I am a betrayed voter.
Let me put that in some context. I was born in 1982, the same year as Maggie Thatcher showed why she was the last person in British politics with any guts; she stood up to the fascist junta of Argentina and recovered the Falklands for Britain. A handful of years later, I have vague memories of the Poll Tax showing Thatcher’s weaknesses; the lady was not for turning, whatever happened! Thatcher was overthrown by her own party and replaced by the grey John Major, who lacked both her drive and bloody-minded determination.
I was becoming politically aware when Tony Blair won a smashing election victory. It didn’t take long for me to start noticing problems. Blair was all style, no substance; he lacked the long-term focus of a Thatcher or Churchill, too keen to make himself popular rather than make the hard decisions. It was a lethal combination. When the going got tough, Blair stuck his fingers in his ears and pretended that nothing was wrong. I don’t know if Blair believed his own spin doctoring or not, but I do know he was a disastrous Prime Minister. Where is the logic in getting Britain involved in two wars and then not trying to actually win them? Blair was eventually pushed out of office and replaced by Gordon Brown, who tried to be a dour Scot. Brown lacked both the charm and competence to handle the office.
And then there was David Cameron.
I won’t lie; there was a time when I thought David Cameron had come to save us all. When the Expenses Crisis blew up (I don’t think either Blair or Brown were directly responsible, but Blair (at least) encouraged MPs to take all they could get by setting a very poor example) Cameron was the only major party leader who showed true leadership. The Tories took their lumps – I think every party took a beating as more and more expenses were uncovered – but they came out looking better than either Labour or the Liberal Democrats. I expected Cameron to win the election. Instead, he was forced into a strange alliance with the Liberal Democrats.

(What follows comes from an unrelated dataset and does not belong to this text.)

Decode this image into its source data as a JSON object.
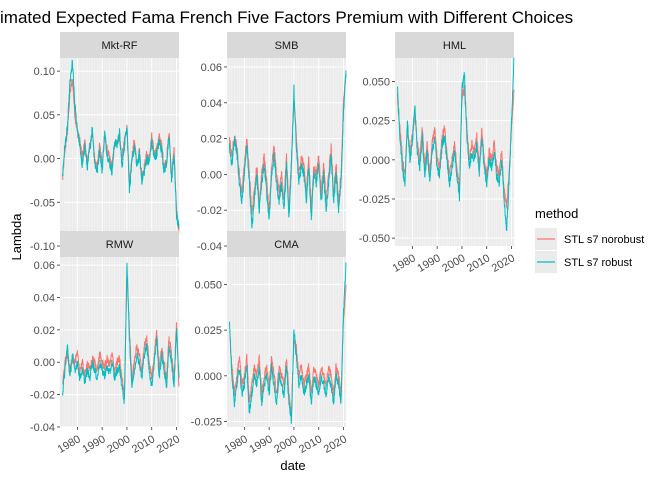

Cameron has been something of a disappointment as Prime Minister. To be fair, the aforementioned alliance with the Liberal Democrats limited his freedom of action, but he failed to deliver many of the policies I wanted. There was no referendum on EU membership, no strict cap on immigration, no major political reform, continuous and downright horrific cuts to the armed forces, a utterly stupid move to add VAT to eBooks and a complete failure to get to grips with rising extremism on the streets of Britain. At best, the UK can be said to have ambled along; at worst, few of the lessons learned in a decade of Labour mismanagement can be said to have taken hold.
I feel betrayed. I’m not the only one.
The major choices in the coming election would seem to be Conservative, Labour, Liberal Democrats and SNP. A Conservative government would be more of the same, Labour seems to have learned nothing from the Blair/Brown years, the Liberal Democrats engage in too much wishful thinking and the SNP has been showing some disturbingly illiberal traits recently. We had a referendum on Scottish Independence, the Scots voted NO … and the SNP refuses to accept that the issue has been settled for the foreseeable future. Like the EU’s unelected elite, the SNP would like us to keep voting until we give them the answer they want.
Bah. A party that has so little respect for democracy deserves nothing but scorn.
And then there is the UKIP.
The Mainstream Media (a term I shamelessly borrow from America) has been roundly mocking the UKIP, calling it a party of racists, fascists and nationalists. Sure, there are assholes in the UKIP’s ranks, but that’s true of every party. Take a look at the MPs who lived high on the hog before the Expenses Crisis, then ask yourself if the UKIP’s handful of bad apples is any better or worse than those in other parties? They’ve certainly done a great deal less damage!
I spent the last few days reading the UKIP’s manifesto (summery here, complete here). There’s a lot of good stuff in it, policies I believe to be sensible, if not urgent requirements. I think I’m going to be voting UKIP.
Can the UKIP deliver, if elected? I don’t know – but i don’t trust any of the larger parties any longer.
The downside is simple. As I noted earlier in my blog, taking my vote from the Conservatives and giving it to UKIP may weaken the Conservatives and put a Labour/Liberal Democrat/SNP government into power. The Conservatives have noted that for themselves. That is true … but really, why would I vote Conservative when the Conservatives have failed to deliver the goods?
If you’re unsure who to vote for, ignore the media, read the party manifestos and then consider their past record at delivering on their promises. Britain’s future deserves no less …
… And if you don’t vote UKIP, at least know why you’re making that choice.